Yu, R., Shu, J., Fuchs, S., Peng, P., Li, Y., Wang, H. (2023): Estimating the thermal conductivity of plutonic rocks from major oxide composition using data-driven machine learning, XXVIII General Assembly of the International Union of Geodesy and Geophysics (IUGG) (Berlin 2023).
https://doi.org/10.57757/IUGG23-3751


Cite as: https://gfzpublic.gfz-potsdam.de/pubman/item/item_5020793
Abstract
The thermal conductivity of plutonic rocks is essential to accurately estimate the temperature distribution in the earth’s crust and to model heat-related processes in geodynamics. This study compiled an extensive dataset of 530 representative plutonic rock samples, containing thermal conductivity, major oxide composition and (for two subsets of data) modal mineralogy. Three data-driven machine learning algorithms (ML; i.e., support vector regression, random forest and extreme gradient boosting) are employed to estimate the thermal conductivity of plutonic rocks using the major oxide composition feature as input variables first time.
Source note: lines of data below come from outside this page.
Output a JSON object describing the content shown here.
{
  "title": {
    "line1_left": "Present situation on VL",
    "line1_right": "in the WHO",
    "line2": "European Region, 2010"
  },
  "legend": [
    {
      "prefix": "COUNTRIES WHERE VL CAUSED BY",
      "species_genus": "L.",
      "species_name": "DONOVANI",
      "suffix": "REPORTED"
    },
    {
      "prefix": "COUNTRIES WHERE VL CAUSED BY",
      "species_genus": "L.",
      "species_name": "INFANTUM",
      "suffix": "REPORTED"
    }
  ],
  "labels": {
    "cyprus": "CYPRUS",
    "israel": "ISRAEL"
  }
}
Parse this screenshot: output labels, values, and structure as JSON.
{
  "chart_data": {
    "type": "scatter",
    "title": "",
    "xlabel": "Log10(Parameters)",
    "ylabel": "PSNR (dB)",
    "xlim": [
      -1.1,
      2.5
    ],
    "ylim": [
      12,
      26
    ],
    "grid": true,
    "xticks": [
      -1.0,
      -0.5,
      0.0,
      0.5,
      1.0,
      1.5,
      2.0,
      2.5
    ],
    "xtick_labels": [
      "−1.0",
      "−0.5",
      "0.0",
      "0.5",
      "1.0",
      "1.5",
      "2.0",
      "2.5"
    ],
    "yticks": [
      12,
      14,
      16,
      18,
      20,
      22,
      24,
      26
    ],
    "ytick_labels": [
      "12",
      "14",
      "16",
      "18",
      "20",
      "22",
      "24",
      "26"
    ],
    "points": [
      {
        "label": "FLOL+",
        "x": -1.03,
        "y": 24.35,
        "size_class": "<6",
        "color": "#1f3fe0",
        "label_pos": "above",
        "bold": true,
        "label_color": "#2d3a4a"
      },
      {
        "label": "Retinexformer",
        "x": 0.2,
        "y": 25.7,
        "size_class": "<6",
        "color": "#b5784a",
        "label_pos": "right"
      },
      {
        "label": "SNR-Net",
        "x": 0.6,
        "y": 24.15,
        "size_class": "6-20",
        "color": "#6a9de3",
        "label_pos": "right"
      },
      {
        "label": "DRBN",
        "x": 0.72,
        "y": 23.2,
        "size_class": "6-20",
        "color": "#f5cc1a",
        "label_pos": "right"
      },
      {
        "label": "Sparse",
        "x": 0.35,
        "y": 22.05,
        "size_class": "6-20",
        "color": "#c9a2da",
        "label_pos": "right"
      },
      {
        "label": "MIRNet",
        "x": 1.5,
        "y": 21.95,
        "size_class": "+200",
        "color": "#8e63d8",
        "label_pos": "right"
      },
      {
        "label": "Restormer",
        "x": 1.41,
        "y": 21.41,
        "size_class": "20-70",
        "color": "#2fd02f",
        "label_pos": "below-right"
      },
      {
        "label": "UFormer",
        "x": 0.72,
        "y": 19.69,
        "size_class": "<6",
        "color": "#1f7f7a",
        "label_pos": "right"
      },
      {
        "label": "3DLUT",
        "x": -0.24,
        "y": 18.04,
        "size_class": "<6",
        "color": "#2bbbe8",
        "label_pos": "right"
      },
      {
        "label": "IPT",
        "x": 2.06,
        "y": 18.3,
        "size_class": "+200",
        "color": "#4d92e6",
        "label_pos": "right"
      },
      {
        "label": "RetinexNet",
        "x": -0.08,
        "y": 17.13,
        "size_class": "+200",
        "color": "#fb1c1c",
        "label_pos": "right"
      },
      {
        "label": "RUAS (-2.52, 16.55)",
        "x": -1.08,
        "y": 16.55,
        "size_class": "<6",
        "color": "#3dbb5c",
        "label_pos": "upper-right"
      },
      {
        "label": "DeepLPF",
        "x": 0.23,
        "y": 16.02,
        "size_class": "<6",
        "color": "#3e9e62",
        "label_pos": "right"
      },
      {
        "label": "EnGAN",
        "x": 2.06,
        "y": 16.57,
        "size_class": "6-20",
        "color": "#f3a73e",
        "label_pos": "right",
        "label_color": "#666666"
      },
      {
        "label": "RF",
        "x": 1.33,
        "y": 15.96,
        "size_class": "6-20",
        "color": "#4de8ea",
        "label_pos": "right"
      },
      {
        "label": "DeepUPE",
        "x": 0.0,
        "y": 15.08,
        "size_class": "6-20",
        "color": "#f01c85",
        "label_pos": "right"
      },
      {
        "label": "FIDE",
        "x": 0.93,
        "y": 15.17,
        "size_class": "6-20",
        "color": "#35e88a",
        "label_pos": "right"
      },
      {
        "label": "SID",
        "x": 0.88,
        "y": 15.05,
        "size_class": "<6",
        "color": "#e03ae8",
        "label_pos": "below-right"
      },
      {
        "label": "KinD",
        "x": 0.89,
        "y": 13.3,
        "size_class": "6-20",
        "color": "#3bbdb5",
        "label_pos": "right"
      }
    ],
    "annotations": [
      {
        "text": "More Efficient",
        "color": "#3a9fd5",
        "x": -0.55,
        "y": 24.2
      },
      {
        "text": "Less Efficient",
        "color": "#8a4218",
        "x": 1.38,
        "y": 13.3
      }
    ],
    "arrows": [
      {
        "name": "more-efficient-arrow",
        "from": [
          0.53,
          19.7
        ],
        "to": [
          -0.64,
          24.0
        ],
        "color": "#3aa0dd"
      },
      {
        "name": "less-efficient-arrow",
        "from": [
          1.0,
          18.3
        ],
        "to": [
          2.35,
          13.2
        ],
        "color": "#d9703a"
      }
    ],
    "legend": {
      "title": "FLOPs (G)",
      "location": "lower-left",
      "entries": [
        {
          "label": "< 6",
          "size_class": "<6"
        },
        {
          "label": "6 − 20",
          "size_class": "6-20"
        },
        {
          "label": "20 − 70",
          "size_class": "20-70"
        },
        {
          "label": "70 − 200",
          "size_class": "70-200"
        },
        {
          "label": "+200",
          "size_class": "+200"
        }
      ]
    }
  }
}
The performance of such ML-based models is evaluated against a geochemically-compositional model and eight mineral-driven physically-based empirical mixing models. Results show that the means of predicted thermal conductivity by the ML-based models and the geochemically-compositional model are no actual difference from the measured thermal conductivity, with a significance level of 5%. However, the best performing non-ML model for estimating thermal conductivity, the geochemically-compositional model, is outperformed by the ML-based models. The highest prediction accuracy was achieved by extreme gradient boosting, which can reduce the mean absolute percentage error and root mean square error by more than 50%. Besides, SiO2 is confirmed as the most important independent variable, followed by Al2O3, TiO2, CaO, and K2O. The present study explores, for the first time, the use of ML algorithms to estimate the thermal conductivity of plutonic rocks from their major oxide composition.